Acima de tudo, um bom autor. G.K.Chesterton foi um dos maiores escritores de seu tempo e influenciou autores como Ernest Hemingway, laureado com o Nobel. Seus romances não se assemelham a pregações. Ele era um católico devoto, mas suas ideias religiosas não amarravam sua imaginação. Quando ele queria debater sobre o tema, escrevia livros de não-ficção, como Ortodoxia. Outro exemplo: o badalado J.R.R.Tolkien. Ele reinventou a fantasia e é parâmetro para os atuais escritores do gênero. O que poucos fãs sabem é que ele frequentava a missa toda semana.
CdL: Você trabalha com jornalismo há bastante tempo. Qual a diferença de encarar uma folha em branco como repórter e como ficcionista? Qual te desafia mais e qual te agrada mais?

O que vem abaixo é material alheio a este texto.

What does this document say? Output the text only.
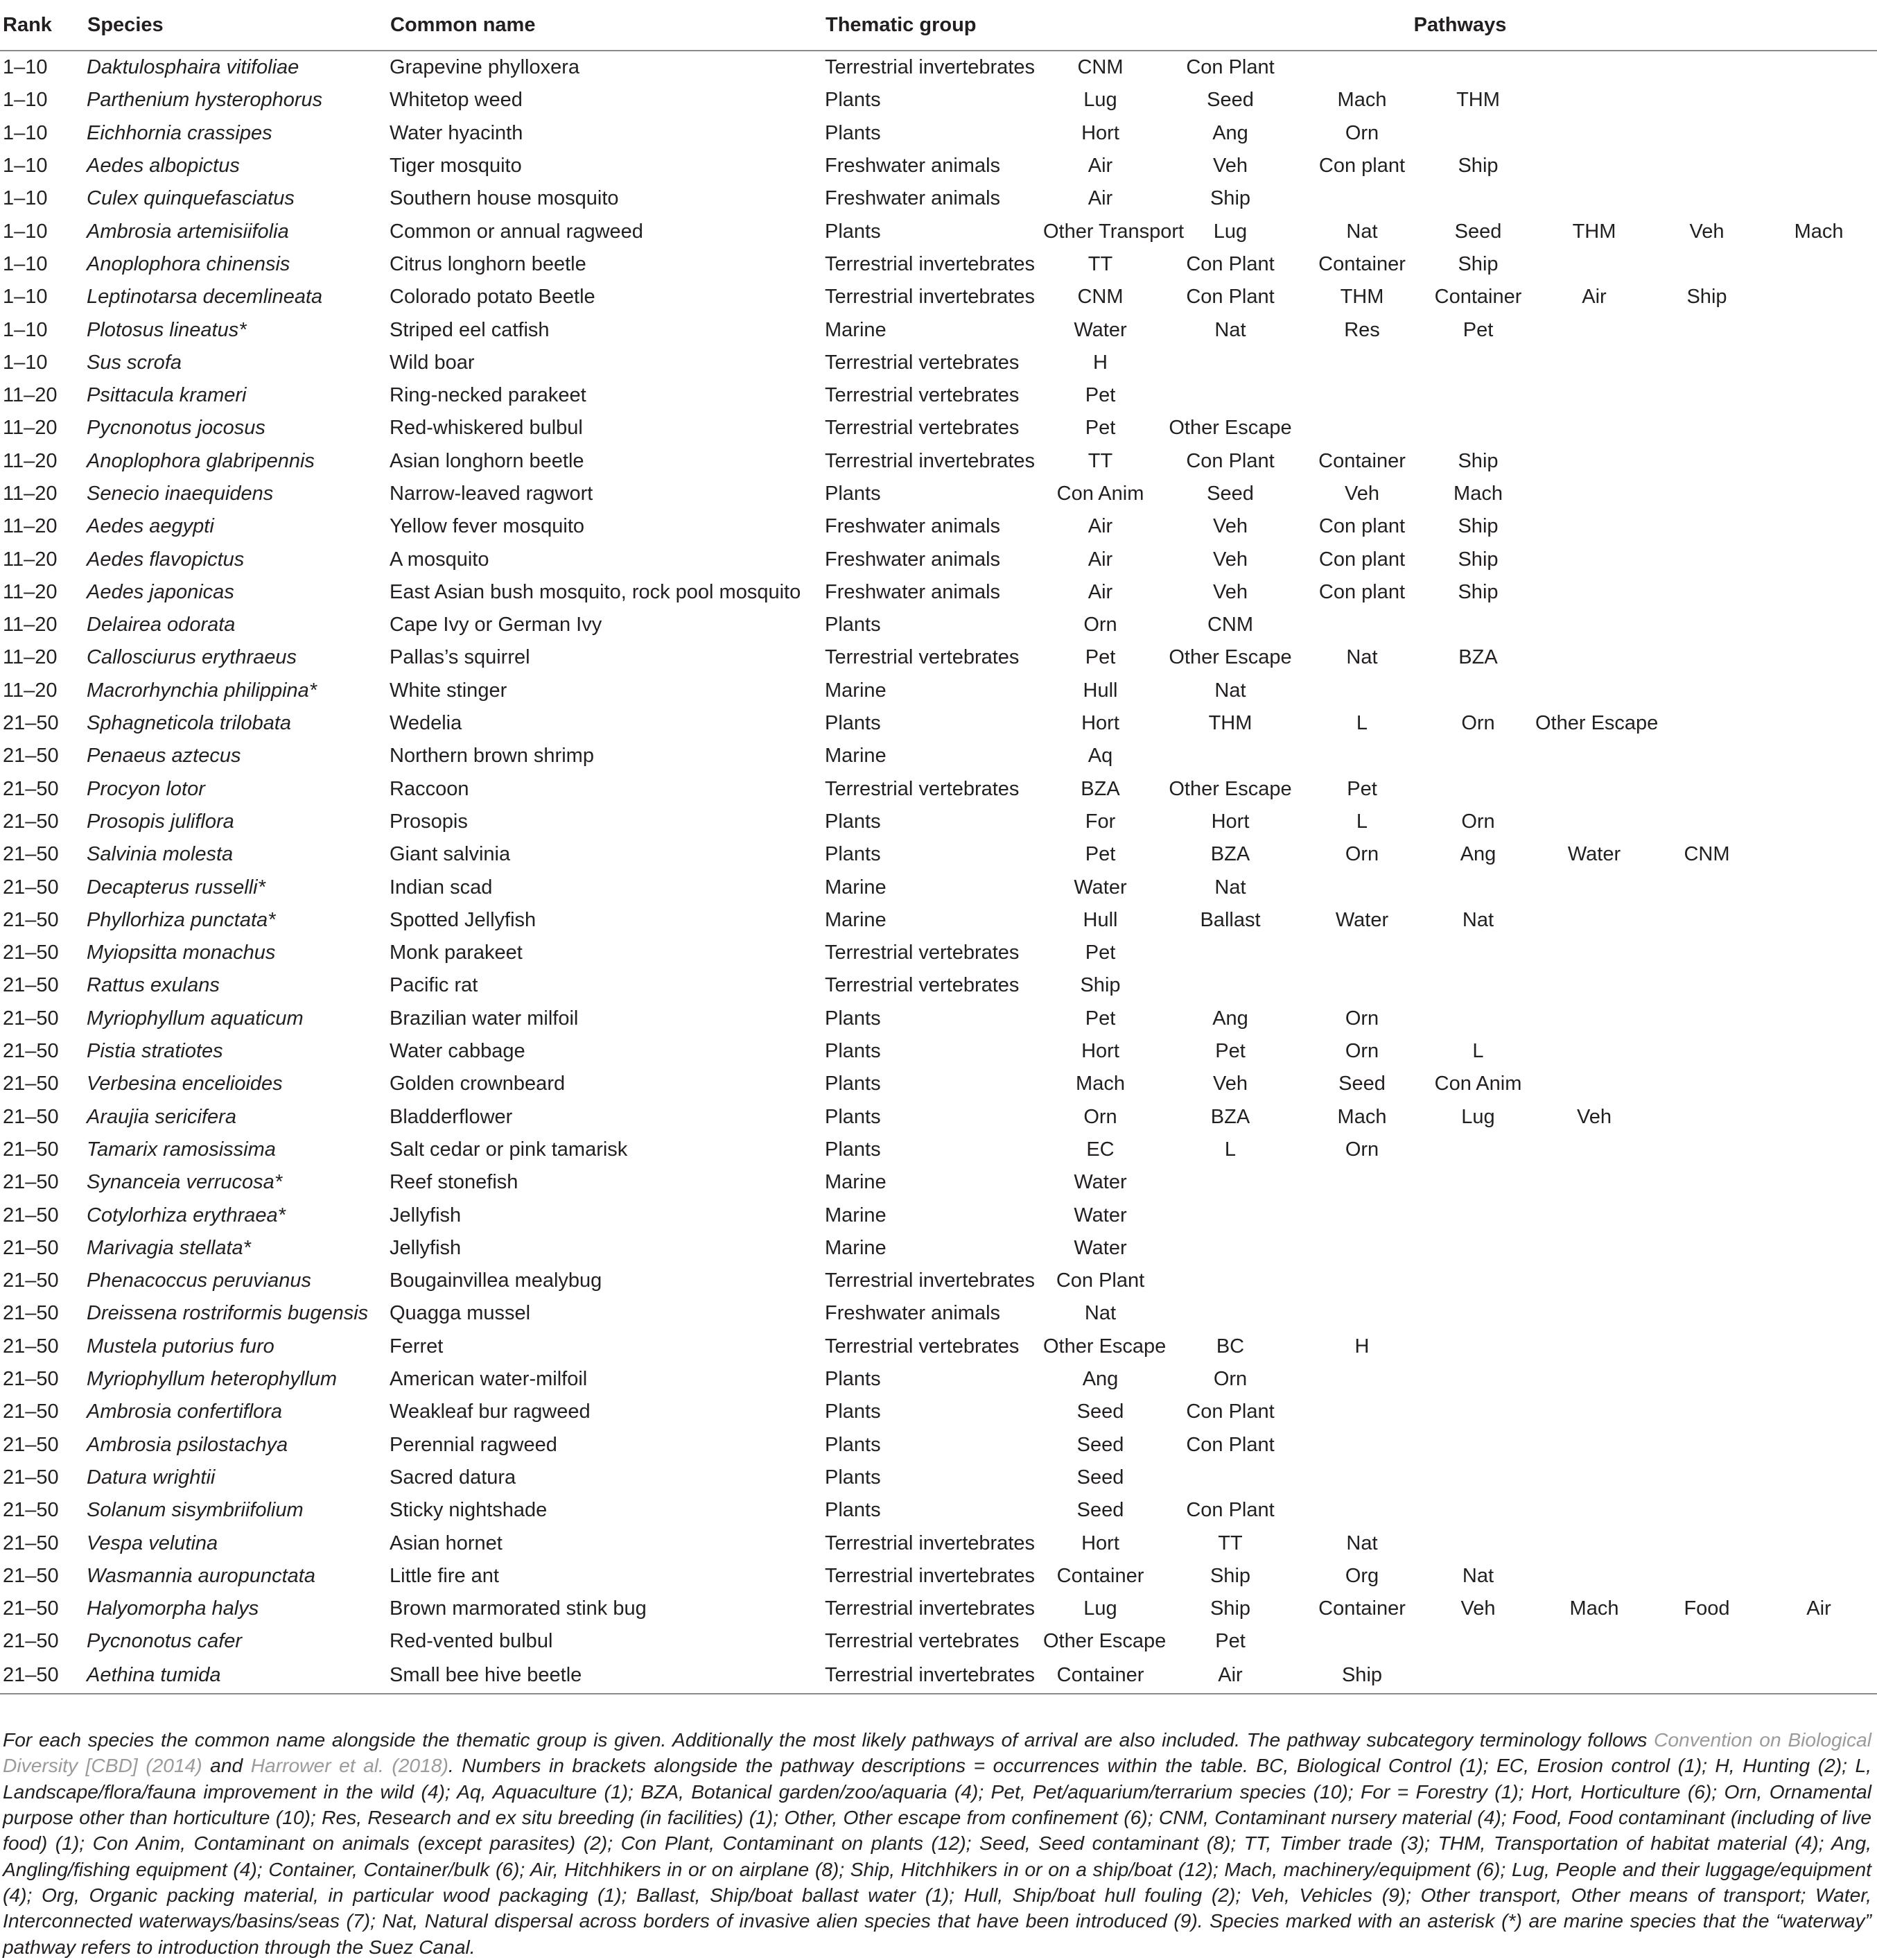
Rank	Species	Common name	Thematic group	Pathways						
1–10	Daktulosphaira vitifoliae	Grapevine phylloxera	Terrestrial invertebrates	CNM	Con Plant					
1–10	Parthenium hysterophorus	Whitetop weed	Plants	Lug	Seed	Mach	THM			
1–10	Eichhornia crassipes	Water hyacinth	Plants	Hort	Ang	Orn				
1–10	Aedes albopictus	Tiger mosquito	Freshwater animals	Air	Veh	Con plant	Ship			
1–10	Culex quinquefasciatus	Southern house mosquito	Freshwater animals	Air	Ship					
1–10	Ambrosia artemisiifolia	Common or annual ragweed	Plants	Other Transport	Lug	Nat	Seed	THM	Veh	Mach
1–10	Anoplophora chinensis	Citrus longhorn beetle	Terrestrial invertebrates	TT	Con Plant	Container	Ship			
1–10	Leptinotarsa decemlineata	Colorado potato Beetle	Terrestrial invertebrates	CNM	Con Plant	THM	Container	Air	Ship	
1–10	Plotosus lineatus*	Striped eel catfish	Marine	Water	Nat	Res	Pet			
1–10	Sus scrofa	Wild boar	Terrestrial vertebrates	H						
11–20	Psittacula krameri	Ring-necked parakeet	Terrestrial vertebrates	Pet						
11–20	Pycnonotus jocosus	Red-whiskered bulbul	Terrestrial vertebrates	Pet	Other Escape					
11–20	Anoplophora glabripennis	Asian longhorn beetle	Terrestrial invertebrates	TT	Con Plant	Container	Ship			
11–20	Senecio inaequidens	Narrow-leaved ragwort	Plants	Con Anim	Seed	Veh	Mach			
11–20	Aedes aegypti	Yellow fever mosquito	Freshwater animals	Air	Veh	Con plant	Ship			
11–20	Aedes flavopictus	A mosquito	Freshwater animals	Air	Veh	Con plant	Ship			
11–20	Aedes japonicas	East Asian bush mosquito, rock pool mosquito	Freshwater animals	Air	Veh	Con plant	Ship			
11–20	Delairea odorata	Cape Ivy or German Ivy	Plants	Orn	CNM					
11–20	Callosciurus erythraeus	Pallas’s squirrel	Terrestrial vertebrates	Pet	Other Escape	Nat	BZA			
11–20	Macrorhynchia philippina*	White stinger	Marine	Hull	Nat					
21–50	Sphagneticola trilobata	Wedelia	Plants	Hort	THM	L	Orn	Other Escape		
21–50	Penaeus aztecus	Northern brown shrimp	Marine	Aq						
21–50	Procyon lotor	Raccoon	Terrestrial vertebrates	BZA	Other Escape	Pet				
21–50	Prosopis juliflora	Prosopis	Plants	For	Hort	L	Orn			
21–50	Salvinia molesta	Giant salvinia	Plants	Pet	BZA	Orn	Ang	Water	CNM	
21–50	Decapterus russelli*	Indian scad	Marine	Water	Nat					
21–50	Phyllorhiza punctata*	Spotted Jellyfish	Marine	Hull	Ballast	Water	Nat			
21–50	Myiopsitta monachus	Monk parakeet	Terrestrial vertebrates	Pet						
21–50	Rattus exulans	Pacific rat	Terrestrial vertebrates	Ship						
21–50	Myriophyllum aquaticum	Brazilian water milfoil	Plants	Pet	Ang	Orn				
21–50	Pistia stratiotes	Water cabbage	Plants	Hort	Pet	Orn	L			
21–50	Verbesina encelioides	Golden crownbeard	Plants	Mach	Veh	Seed	Con Anim			
21–50	Araujia sericifera	Bladderflower	Plants	Orn	BZA	Mach	Lug	Veh		
21–50	Tamarix ramosissima	Salt cedar or pink tamarisk	Plants	EC	L	Orn				
21–50	Synanceia verrucosa*	Reef stonefish	Marine	Water						
21–50	Cotylorhiza erythraea*	Jellyfish	Marine	Water						
21–50	Marivagia stellata*	Jellyfish	Marine	Water						
21–50	Phenacoccus peruvianus	Bougainvillea mealybug	Terrestrial invertebrates	Con Plant						
21–50	Dreissena rostriformis bugensis	Quagga mussel	Freshwater animals	Nat						
21–50	Mustela putorius furo	Ferret	Terrestrial vertebrates	Other Escape	BC	H				
21–50	Myriophyllum heterophyllum	American water-milfoil	Plants	Ang	Orn					
21–50	Ambrosia confertiflora	Weakleaf bur ragweed	Plants	Seed	Con Plant					
21–50	Ambrosia psilostachya	Perennial ragweed	Plants	Seed	Con Plant					
21–50	Datura wrightii	Sacred datura	Plants	Seed						
21–50	Solanum sisymbriifolium	Sticky nightshade	Plants	Seed	Con Plant					
21–50	Vespa velutina	Asian hornet	Terrestrial invertebrates	Hort	TT	Nat				
21–50	Wasmannia auropunctata	Little fire ant	Terrestrial invertebrates	Container	Ship	Org	Nat			
21–50	Halyomorpha halys	Brown marmorated stink bug	Terrestrial invertebrates	Lug	Ship	Container	Veh	Mach	Food	Air
21–50	Pycnonotus cafer	Red-vented bulbul	Terrestrial vertebrates	Other Escape	Pet					
21–50	Aethina tumida	Small bee hive beetle	Terrestrial invertebrates	Container	Air	Ship				

For each species the common name alongside the thematic group is given. Additionally the most likely pathways of arrival are also included. The pathway subcategory terminology follows Convention on Biological Diversity [CBD] (2014) and Harrower et al. (2018). Numbers in brackets alongside the pathway descriptions = occurrences within the table. BC, Biological Control (1); EC, Erosion control (1); H, Hunting (2); L, Landscape/flora/fauna improvement in the wild (4); Aq, Aquaculture (1); BZA, Botanical garden/zoo/aquaria (4); Pet, Pet/aquarium/terrarium species (10); For = Forestry (1); Hort, Horticulture (6); Orn, Ornamental purpose other than horticulture (10); Res, Research and ex situ breeding (in facilities) (1); Other, Other escape from confinement (6); CNM, Contaminant nursery material (4); Food, Food contaminant (including of live food) (1); Con Anim, Contaminant on animals (except parasites) (2); Con Plant, Contaminant on plants (12); Seed, Seed contaminant (8); TT, Timber trade (3); THM, Transportation of habitat material (4); Ang, Angling/fishing equipment (4); Container, Container/bulk (6); Air, Hitchhikers in or on airplane (8); Ship, Hitchhikers in or on a ship/boat (12); Mach, machinery/equipment (6); Lug, People and their luggage/equipment (4); Org, Organic packing material, in particular wood packaging (1); Ballast, Ship/boat ballast water (1); Hull, Ship/boat hull fouling (2); Veh, Vehicles (9); Other transport, Other means of transport; Water, Interconnected waterways/basins/seas (7); Nat, Natural dispersal across borders of invasive alien species that have been introduced (9). Species marked with an asterisk (*) are marine species that the “waterway” pathway refers to introduction through the Suez Canal.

Acredito que o Fábio Farah jornalista foi um degrau necessário para revelar o F.T.Farah ficcionista. A experiência em uma redação, primeiro como repórter, depois como crítico e, finalmente, como editor, aprimorou a habilidade para escrever uma boa história. E editá-la. Não é raro exemplos de escritores que se formaram em redações. Alguns, revolucionaram a história da literatura. Talvez um dos mais notáveis – e um dos que mais aprecio – seja o norte-americano Ernest Hemingway. Seu estilo foi forjado em uma redação. Pessoalmente, me sinto mais desafiado a criar histórias do que a reportar a realidade. Por isso, me agrada mais o ofício de ficcionista.
CdL: Tendo trabalhado na revista de celebridades IstoÉ Gente, você entrevistou muita gente famosa. Se pudesse escolher um(ns) personagem(ns) de ficção para entrevistar, qual(is) seria(m)? Por quê? Qual(is) pergunta(s) faria?
Gostaria de entrevistar vários personagens. Mas colocaria dois nos primeiros lugares. Talvez propusesse a eles uma entrevista simultânea: Dorian Gray e Fausto. A pergunta principal: “Se tivessem a chance de reeditar o contrato com o ‘tinhoso’, qual cláusula acrescentariam?”.